Капитан сел, привычно скрестив ноги. Он правильно вычислил это свидание, но не сумел найти правильного подхода, и сердар перехватил нить разговора. Следовало как-то изменить как тон, так и тему беседы, потому что упоминание о прозвище Скобелева «Гез-каглы», то есть «Кровавые глаза», не могло быть случайным. Он размышлял об этом, пока готовили дастархан, вежливо отвечая хозяину на традиционные вопросы о дороге, делах и здоровье.

Наконец угощение было подано, и люди ушли. Тыкма-сердар сам наполнил его пиалу пенным напитком.

— Прости, что не предлагаю тебе зеленого чая, но — такие времена. За здоровье моего драгоценного гостя.

Вежливо улыбнувшись, капитан сделал глоток.

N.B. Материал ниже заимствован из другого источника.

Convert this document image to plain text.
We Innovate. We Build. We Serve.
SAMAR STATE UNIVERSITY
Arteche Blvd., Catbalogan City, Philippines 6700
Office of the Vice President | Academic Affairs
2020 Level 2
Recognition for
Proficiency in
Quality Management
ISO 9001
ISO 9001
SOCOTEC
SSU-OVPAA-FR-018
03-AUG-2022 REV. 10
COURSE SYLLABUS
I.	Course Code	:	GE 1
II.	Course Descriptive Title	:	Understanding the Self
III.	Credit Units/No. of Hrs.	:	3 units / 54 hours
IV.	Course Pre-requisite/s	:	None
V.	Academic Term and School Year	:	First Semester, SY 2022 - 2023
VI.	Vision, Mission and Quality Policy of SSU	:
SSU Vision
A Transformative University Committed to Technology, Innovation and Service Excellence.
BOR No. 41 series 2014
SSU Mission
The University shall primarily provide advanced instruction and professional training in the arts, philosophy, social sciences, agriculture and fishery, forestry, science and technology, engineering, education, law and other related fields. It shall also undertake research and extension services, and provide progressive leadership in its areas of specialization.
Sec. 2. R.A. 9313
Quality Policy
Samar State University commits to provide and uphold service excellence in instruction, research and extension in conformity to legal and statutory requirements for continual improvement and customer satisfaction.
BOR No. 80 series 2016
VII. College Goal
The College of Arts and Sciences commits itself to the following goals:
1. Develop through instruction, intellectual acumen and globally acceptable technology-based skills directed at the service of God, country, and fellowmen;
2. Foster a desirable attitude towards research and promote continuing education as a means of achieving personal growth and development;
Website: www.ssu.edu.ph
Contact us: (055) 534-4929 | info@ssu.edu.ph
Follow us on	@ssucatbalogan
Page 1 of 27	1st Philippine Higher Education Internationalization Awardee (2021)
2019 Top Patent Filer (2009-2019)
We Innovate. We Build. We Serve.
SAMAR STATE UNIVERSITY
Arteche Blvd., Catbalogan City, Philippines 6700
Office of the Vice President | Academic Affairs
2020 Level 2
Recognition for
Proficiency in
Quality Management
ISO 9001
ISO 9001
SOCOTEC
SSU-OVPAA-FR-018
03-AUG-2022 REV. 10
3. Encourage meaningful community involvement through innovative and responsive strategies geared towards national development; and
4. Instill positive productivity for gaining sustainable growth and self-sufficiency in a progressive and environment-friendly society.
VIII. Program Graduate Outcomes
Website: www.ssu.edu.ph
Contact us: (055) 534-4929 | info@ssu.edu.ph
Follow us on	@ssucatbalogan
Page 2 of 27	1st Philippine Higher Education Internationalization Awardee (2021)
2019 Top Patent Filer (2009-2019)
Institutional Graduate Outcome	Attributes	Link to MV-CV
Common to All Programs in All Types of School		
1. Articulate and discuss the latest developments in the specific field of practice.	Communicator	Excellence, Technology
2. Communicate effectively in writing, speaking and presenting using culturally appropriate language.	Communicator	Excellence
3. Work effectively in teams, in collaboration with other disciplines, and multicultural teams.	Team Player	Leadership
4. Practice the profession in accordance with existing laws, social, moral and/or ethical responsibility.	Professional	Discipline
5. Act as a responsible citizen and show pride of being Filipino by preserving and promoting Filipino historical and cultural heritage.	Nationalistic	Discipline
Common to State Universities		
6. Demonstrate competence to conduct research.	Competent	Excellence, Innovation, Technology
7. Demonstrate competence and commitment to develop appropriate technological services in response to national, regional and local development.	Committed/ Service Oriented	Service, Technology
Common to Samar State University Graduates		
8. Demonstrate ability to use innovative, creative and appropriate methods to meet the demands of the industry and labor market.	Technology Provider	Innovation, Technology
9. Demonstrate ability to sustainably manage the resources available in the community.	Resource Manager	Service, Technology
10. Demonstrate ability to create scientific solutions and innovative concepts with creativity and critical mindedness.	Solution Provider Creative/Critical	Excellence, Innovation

Нет, это был не кумыс, а чал — слегка опьяняющий напиток из сброженного верблюжьего молока. Отсюда следовало, что в распоряжении Тыкма-сердара были только боевые кони, а не молочные кобылицы, что сразу же оценил Млынов. «И зеленого чая у тебя нет для путника из пустыни, и халат твой потрепан, — размышлял он. — Значит, несладко тебе живется у текинцев, сердар…»

— Позволь вручить тебе, отважнейший из туркменских сердаров, мой скромный дар, — теперь Млынов нащупал направление, которое должна была принять их беседа. — Подарок приторочен к седлу моего коня. Вели внести его.

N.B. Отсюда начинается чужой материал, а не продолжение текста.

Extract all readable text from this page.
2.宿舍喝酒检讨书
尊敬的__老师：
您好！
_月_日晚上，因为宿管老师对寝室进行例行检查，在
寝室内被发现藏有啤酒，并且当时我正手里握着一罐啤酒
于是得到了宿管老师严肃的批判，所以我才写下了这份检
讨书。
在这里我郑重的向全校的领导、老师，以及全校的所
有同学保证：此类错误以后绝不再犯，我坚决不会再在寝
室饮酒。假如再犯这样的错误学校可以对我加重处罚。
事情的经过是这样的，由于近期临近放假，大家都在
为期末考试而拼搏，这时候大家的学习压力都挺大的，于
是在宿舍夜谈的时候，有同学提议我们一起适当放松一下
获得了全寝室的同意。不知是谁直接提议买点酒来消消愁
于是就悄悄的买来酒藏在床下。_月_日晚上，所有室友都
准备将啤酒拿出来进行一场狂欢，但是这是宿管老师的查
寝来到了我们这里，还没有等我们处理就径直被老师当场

Странно, но сердар искренне, почти по-детски оживился. Конечно, все любят подарки, а Восток — в особенности, но радость при этом полагается скрывать, а скрыть ее Тыкма не смог. «Давно ему ничего не дарили, и он просто глубоко обижен, — подумал капитан. — Текинцы держат его в тени, на подсобных ролях. Отсюда и чал вместо кумыса, и это свидание…»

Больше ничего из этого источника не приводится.